Teaching at Hanova International School Xi'an, China

Exciting things are happening in Xi’an! With a growing population of expats and global businesses based in Xi’an, so grows the need for more diverse education options for the families and students living here.  As programs like the International Baccalaureate (IB) and Cambridge International General Certificate of Secondary Education (IGCSE) become more well known, an increasing number of educational institutions are offering these programs to meet the needs of international students. 
Hanova International School, Xi’an
I have had the pleasure of teaching at one such school here in Xi’an since August 2015. Xi’an Hanova International School is one of three international schools here in Xi’an. It serves students from nursery to year 13 and offers both IB Diploma Programme and IGCSE exam options for graduating students. There are some significant differences between international schools and public schools in the US and some key advantages.
Smaller Class Sizes at International Schools
First, class sizes are generally smaller than their public counterparts. The average class size at Hanova is 12 students. Primary classes may be as large as 16, but the school provides teacher assistants. International School teachers have more time to work with students in small groups or individually and provide instruction and feedback in various formats. Smaller class sizes make classroom management easier and project learning more effective.
Quality Technology by a longer wait for supples
Second, they tend to be well supported both financially and politically by parents and professionals who have interests in them. Students and teachers at the International School have the technology and supplies they need to maximize learning. Obtaining supplies in China can be a challenge however. The linear procedures of management often create extra paperwork and can increase the turn-around time in ordering supplies. Additionally, familiar supplies in one part of the world can be difficult to find in China and importing them can be quite expensive. I have learned to be patient and creative in my classroom but my students do not worry about going without the essential and typical supplies and materials.
Diversity at International Schools in China
One advantage of an international schools is diversity. Both the staff and student body tend to be from diverse backgrounds. Hanova International School has teachers from every corner of the world and while English is the language of instruction I have been able to improve my Spanish, French and learn Chinese during my time here. Our students are predominantly Korean in upper grades due to the businesses here in Xi’an, but we have students from Columbia, France, Germany, the US, Italy, the UK and more. This increases global awareness and allows students to learn about many cultures.
In-depth Exploration of Concepts
Another advantage is the academic rigor. The curriculum at international schools tends to emphasize critical thinking and analysis. At Hanova we use the IB program from PYP through Diploma Program (DP). The key focus is to allow students to learn by doing in depth exploration of concepts, such as communication and creativity, through different types of content. Teachers use scaffolding to enable students to inquire, research, summarize, and analyze. There is a great deal of freedom in the IB system which can be an excellent opportunity or a challenge for individual teachers. It takes a skilled instructor to create an environment where students ask in depth questions and become self-motivated learners.

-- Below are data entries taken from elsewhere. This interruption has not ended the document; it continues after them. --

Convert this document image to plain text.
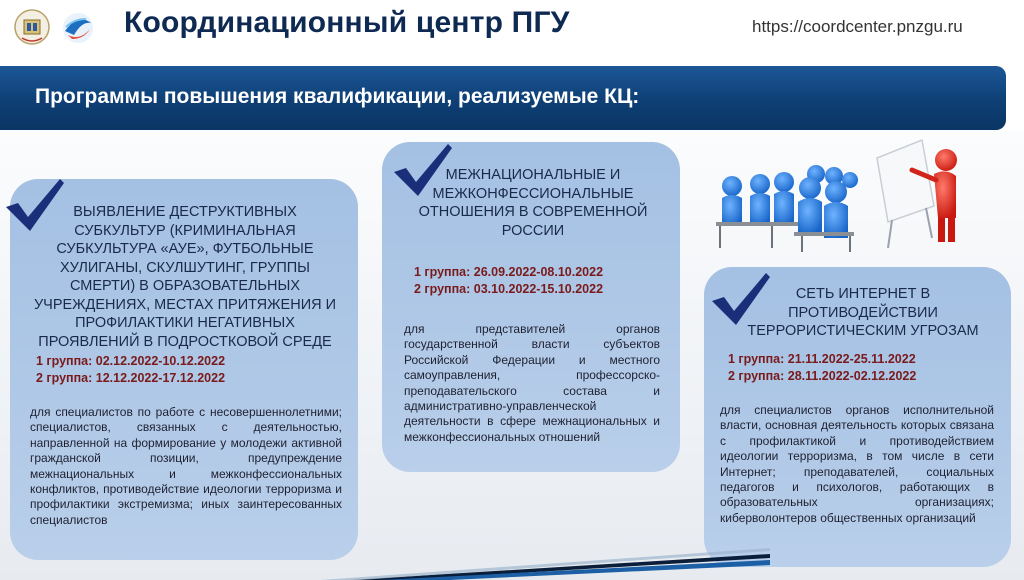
Координационный центр ПГУ	https://coordcenter.pnzgu.ru
Программы повышения квалификации, реализуемые КЦ:
ВЫЯВЛЕНИЕ ДЕСТРУКТИВНЫХ
СУБКУЛЬТУР (КРИМИНАЛЬНАЯ
СУБКУЛЬТУРА «АУЕ», ФУТБОЛЬНЫЕ
ХУЛИГАНЫ, СКУЛШУТИНГ, ГРУППЫ
СМЕРТИ) В ОБРАЗОВАТЕЛЬНЫХ
УЧРЕЖДЕНИЯХ, МЕСТАХ ПРИТЯЖЕНИЯ И
ПРОФИЛАКТИКИ НЕГАТИВНЫХ
ПРОЯВЛЕНИЙ В ПОДРОСТКОВОЙ СРЕДЕ
1 группа: 02.12.2022-10.12.2022
2 группа: 12.12.2022-17.12.2022
для специалистов по работе с несовершеннолетними; специалистов, связанных с деятельностью, направленной на формирование у молодежи активной гражданской позиции, предупреждение межнациональных и межконфессиональных конфликтов, противодействие идеологии терроризма и профилактики экстремизма; иных заинтересованных специалистов
МЕЖНАЦИОНАЛЬНЫЕ И
МЕЖКОНФЕССИОНАЛЬНЫЕ
ОТНОШЕНИЯ В СОВРЕМЕННОЙ
РОССИИ
1 группа: 26.09.2022-08.10.2022
2 группа: 03.10.2022-15.10.2022
для представителей органов государственной власти субъектов Российской Федерации и местного самоуправления, профессорско-преподавательского состава и административно-управленческой деятельности в сфере межнациональных и межконфессиональных отношений
СЕТЬ ИНТЕРНЕТ В
ПРОТИВОДЕЙСТВИИ
ТЕРРОРИСТИЧЕСКИМ УГРОЗАМ
1 группа: 21.11.2022-25.11.2022
2 группа: 28.11.2022-02.12.2022
для специалистов органов исполнительной власти, основная деятельность которых связана с профилактикой и противодействием идеологии терроризма, в том числе в сети Интернет; преподавателей, социальных педагогов и психологов, работающих в образовательных организациях; киберволонтеров общественных организаций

Teachers in the US are Overworked and Underpaid
These are just some of the things that first attracted me to Hanova International School. As a professional educator in the United States for the past 8 years, I was searching for a teaching experience that would allow me to refine my curriculum building skills, expand my experience with diverse learners and challenge my problem solving skills. US public schools are underfunded, over-crowded and focus too heavily on standardized tests. There is a growing achievement gap which creates situations where teachers must choose between assisting learners who meet or exceed the standard and those who are below the standard. I was overworked and underpaid. Making a change would not only renew my spirit of teaching but provide increased financial benefits as well. 
Teaching the IB System in China Isn’t Easy
One of the challenges I have experienced is that many students are not skilled inquirers. Asian students tend to be very quiet and often choose not to participate in class for fear of being wrong. Fear of failure is a big inhibitor of inquiry-based thinking, and teaching in the IB system in China is not always easy. It takes time to create a classroom environment that encourages these learners to participate and inquire. Students do not tend to take risks in their research or learning and that too makes the process slow. Patience and teaching by example are my best tools in these circumstances. Once students feel confident in their learning they will open up and your classroom will flourish.
Great Friendships Working at Hanova International School Xi’an
One final unique aspect of teaching at an international school in China is the close friendships I’ve made. The environment of having a group of people away from their homes coming together in a new place is almost magical. My colleagues have become my family and my close friends. While I had wonderful relationships with the teachers I worked with at my last school, I never had the kind of friendships I have made here. We support one another, socialize together, raise our kids together, and struggle together. 
Moving from small town USA to Xi’an city China has been an awesome and challenging experience. I’m learning every day that I’m experiencing more city shock than I am culture shock but I’m glad I have friends and colleagues in the same boat to help me along. The language is hard and the food is unusual but that is just one more thing that makes this experience so wonderful. It’s full of challenges and opportunities and a chance to get out of your comfort zone and do something different.
By Melissa Cortes

Melissa Cortes is a professional educator who has been teaching since 2007. She taught in US public schools for eight years and is now teaching IB programs at Hanova International School in Xi'an, China.